Teacher Tip We asked staff and teachers to contribute recycled "treasures" for Recycling Fair prizes. Fair visitors were invited to sort available recyclable items - aluminum can, small battery, plastic bottle, paper, etc - into appropriate bins. As a result, everyone owned a bit of the project.
E-mail contact Karen Prussing firstname.lastname@example.org
Teacher Bio Karen Prussing teaches Business and Office in the Occupational Skills Development Center (OSDC) at Charlestown High, a School to Career School. Among her job training achievements is the school store run by her SPED students. No stranger to "teacher as entrepreneur," Karen supports the school's Young Entrepreneur Project and has written a proposal to help fund a student photo ID program. Her collaboration with Bain Consulting has produced a copying machine for her classes. Serving on the schoolwide Annenberg grant committee, lets this Lead Teacher forge strong relationships with department representatives and encourage "newly-minted" teachers to join a school-based cadre of dedicated, competent professionals.

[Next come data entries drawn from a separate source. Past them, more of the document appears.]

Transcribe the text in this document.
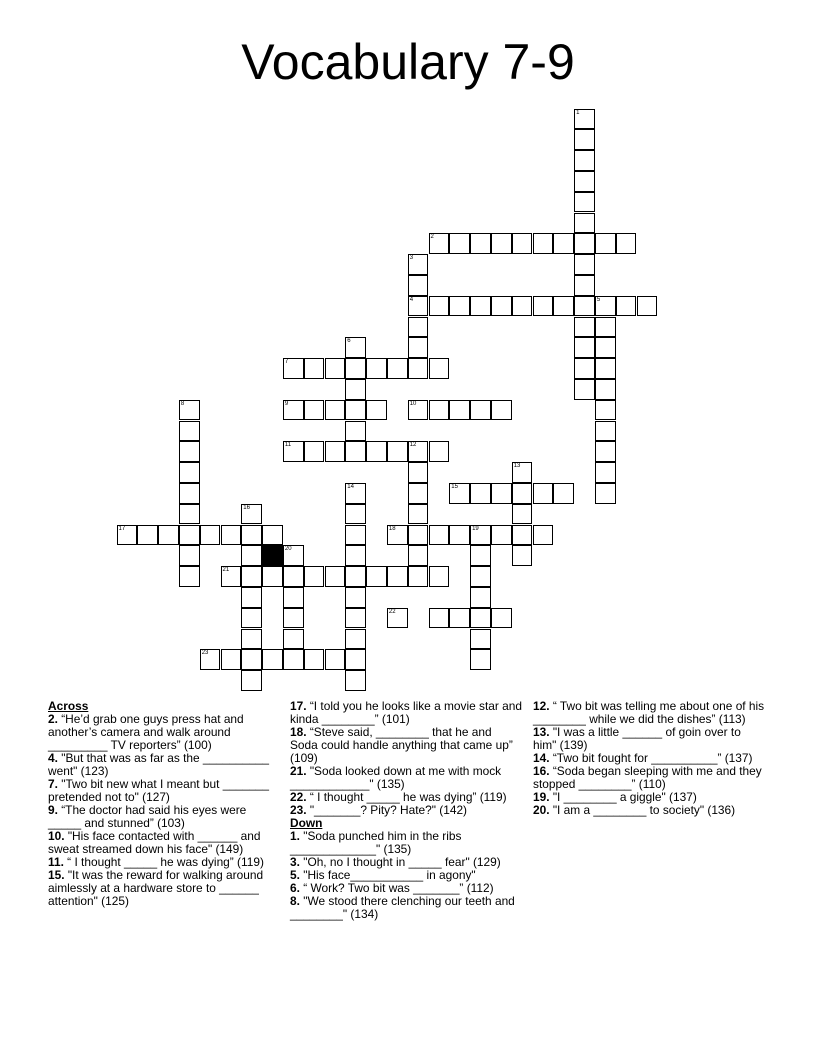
Vocabulary 7-9
1
2
3
4	5
6
7
8	9	10
11	12
13
14	15
16
17	18	19
20
21
22
23

Across

2. “He’d grab one guys press hat and another’s camera and walk around _________ TV reporters” (100)

4. "But that was as far as the __________ went" (123)

7. "Two bit new what I meant but _______ pretended not to" (127)

9. “The doctor had said his eyes were _____ and stunned” (103)

10. "His face contacted with ______ and sweat streamed down his face" (149)

11. “ I thought _____ he was dying” (119)

15. "It was the reward for walking around aimlessly at a hardware store to ______ attention" (125)

17. “I told you he looks like a movie star and kinda ________” (101)

18. “Steve said, ________ that he and Soda could handle anything that came up” (109)

21. "Soda looked down at me with mock ____________" (135)

22. “ I thought _____ he was dying” (119)

23. "_______? Pity? Hate?" (142)

Down

1. "Soda punched him in the ribs _____________" (135)

3. "Oh, no I thought in _____ fear" (129)

5. "His face___________ in agony"

6. “ Work? Two bit was _______” (112)

8. "We stood there clenching our teeth and ________" (134)

12. “ Two bit was telling me about one of his ________ while we did the dishes” (113)

13. "I was a little ______ of goin over to him" (139)

14. “Two bit fought for __________” (137)

16. “Soda began sleeping with me and they stopped ________” (110)

19. "I ________ a giggle" (137)

20. "I am a ________ to society" (136)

Su-Chih Sun teaches Unified Science and Algebra to bilingual students at Charlestown High School. Prior to coming to the Boston Public Schools in 1999, this proud mother of three taught Chinese heritage and language at a church school, and received Outstanding Teacher Awards from the North American Council of Culture Affairs, Boston Office (Taiwan, R.O.C.). When discussing career opportunities with her students, Su-Chih capitalizes on her past experience as laboratory assistant at Brigham and Women's Hospital where she co-authored publications for science journals.
Subject Areas SPED - Vocational Skills - Business and Office; Science, Math
Grade Levels Chinese bilingual 9th graders worked with ungraded high school students
Students Collaboration between Special Education Students in the-Occupational Skills Development Center (OSDC) and Chinese Bilingual 9th graders. Adaptable for all middle and high school students.